而石田三成,面对松平秀忠这近乎指着鼻子的痛骂,脸上竟没有丝毫怒色,反而缓缓挺直了腰杆。他没有看跪伏在地的秀忠,而是将目光投向了主位上的赖陆,仿佛秀忠的指责不过是拂面微风。他清了清嗓子,声音依旧平稳,却带着一种金石般的清冽与不容置疑的坚定:

“松平样。”他先点了秀忠的名,语气平淡,却让秀忠身体微微一颤,“您之言,三成不敢领受,亦以为大谬。”

“太阁遗物‘一期一振’,乃丰臣家至宝,自当归于丰臣家。”石田三成缓缓道,每个字都咬得清晰,“右府殿下,乃太阁嫡脉,丰臣氏之正统嗣子。此刀由右府殿下保管,乃至由右府殿下赠予身为关白、统摄天下政务的兄长,以壮军威,何来‘私相授受’?此正乃兄弟同心,家宝传承,彰显丰臣一体之大义!松平大人以己度人,妄测尊卑,才是真正不明大义!”
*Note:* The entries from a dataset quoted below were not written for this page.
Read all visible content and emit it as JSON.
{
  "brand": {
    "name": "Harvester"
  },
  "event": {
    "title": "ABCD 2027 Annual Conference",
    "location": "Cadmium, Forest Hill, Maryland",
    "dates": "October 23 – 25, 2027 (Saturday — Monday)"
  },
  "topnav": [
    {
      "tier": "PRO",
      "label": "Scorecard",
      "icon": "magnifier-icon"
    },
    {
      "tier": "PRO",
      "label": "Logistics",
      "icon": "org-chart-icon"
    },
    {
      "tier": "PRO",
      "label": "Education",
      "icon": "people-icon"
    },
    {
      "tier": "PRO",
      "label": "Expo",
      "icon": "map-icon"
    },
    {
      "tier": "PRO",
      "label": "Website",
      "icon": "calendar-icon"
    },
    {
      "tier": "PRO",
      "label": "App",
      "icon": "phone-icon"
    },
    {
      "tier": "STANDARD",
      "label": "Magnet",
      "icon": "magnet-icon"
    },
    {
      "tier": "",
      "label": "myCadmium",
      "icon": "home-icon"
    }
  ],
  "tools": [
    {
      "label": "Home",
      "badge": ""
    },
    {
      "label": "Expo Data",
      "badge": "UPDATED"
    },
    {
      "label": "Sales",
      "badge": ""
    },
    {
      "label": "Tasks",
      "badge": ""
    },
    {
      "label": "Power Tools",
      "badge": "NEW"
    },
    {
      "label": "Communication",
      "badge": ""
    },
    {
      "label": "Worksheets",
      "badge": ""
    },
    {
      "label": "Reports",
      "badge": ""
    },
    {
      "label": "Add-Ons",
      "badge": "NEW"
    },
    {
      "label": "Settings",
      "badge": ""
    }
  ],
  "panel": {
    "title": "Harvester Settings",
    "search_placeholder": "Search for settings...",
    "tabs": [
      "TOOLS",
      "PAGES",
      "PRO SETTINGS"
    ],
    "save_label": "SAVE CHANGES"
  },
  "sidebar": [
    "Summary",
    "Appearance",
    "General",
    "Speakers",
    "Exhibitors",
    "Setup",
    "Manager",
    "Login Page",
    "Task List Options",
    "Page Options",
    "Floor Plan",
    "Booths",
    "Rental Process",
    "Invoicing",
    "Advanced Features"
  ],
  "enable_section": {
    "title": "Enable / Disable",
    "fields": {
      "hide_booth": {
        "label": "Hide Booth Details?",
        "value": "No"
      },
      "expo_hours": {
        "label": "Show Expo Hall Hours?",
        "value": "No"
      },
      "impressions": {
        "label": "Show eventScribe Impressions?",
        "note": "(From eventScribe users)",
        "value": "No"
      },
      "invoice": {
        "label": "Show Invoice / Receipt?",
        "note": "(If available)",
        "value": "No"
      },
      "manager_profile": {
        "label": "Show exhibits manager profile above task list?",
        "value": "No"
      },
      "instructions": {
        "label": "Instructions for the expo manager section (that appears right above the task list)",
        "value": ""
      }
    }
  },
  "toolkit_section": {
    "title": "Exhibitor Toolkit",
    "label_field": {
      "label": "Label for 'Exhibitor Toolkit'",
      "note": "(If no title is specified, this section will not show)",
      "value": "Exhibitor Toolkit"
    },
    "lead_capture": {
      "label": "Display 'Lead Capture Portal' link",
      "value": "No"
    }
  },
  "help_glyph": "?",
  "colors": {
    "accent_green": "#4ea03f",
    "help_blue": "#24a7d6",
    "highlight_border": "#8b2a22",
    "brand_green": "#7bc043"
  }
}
“至于怂恿幼主涉险……”石田三成嘴角勾起一丝极淡的、带着讥诮的弧度,“右府殿下身为丰臣男儿,胸怀大志,仰慕先祖荣光,主动请缨,欲为兄长分忧,为丰臣武运添砖加瓦,此心可昭日月!三成身为家老,唯有竭诚辅佐,以成主君之志,岂有阻拦之理?莫非在松平大人看来,忠于主君,便是坐视主君壮志消磨,困守于一城一地,方为‘忠义’?此等忠义,三成不敢苟同!”

他略微提高了声音,目光扫过在场众人,尤其是福岛正则和结城秀康:“况今日関白殿下召集诸位,所议为何?乃征伐三韩之国策!右府殿下闻之而振奋,愿效微劳,正是上下同心,共赴国难之象!三成携殿下之意而来,正为与诸位同僚共商大计,何来‘干扰军机、淆乱视听’之说?松平大人不分青红皂白,便以‘奸佞’、‘乱政’之名相加,莫非是认为,右府殿下之心意,我丰臣家嗣子之志气,本身便是‘乱政’之源?”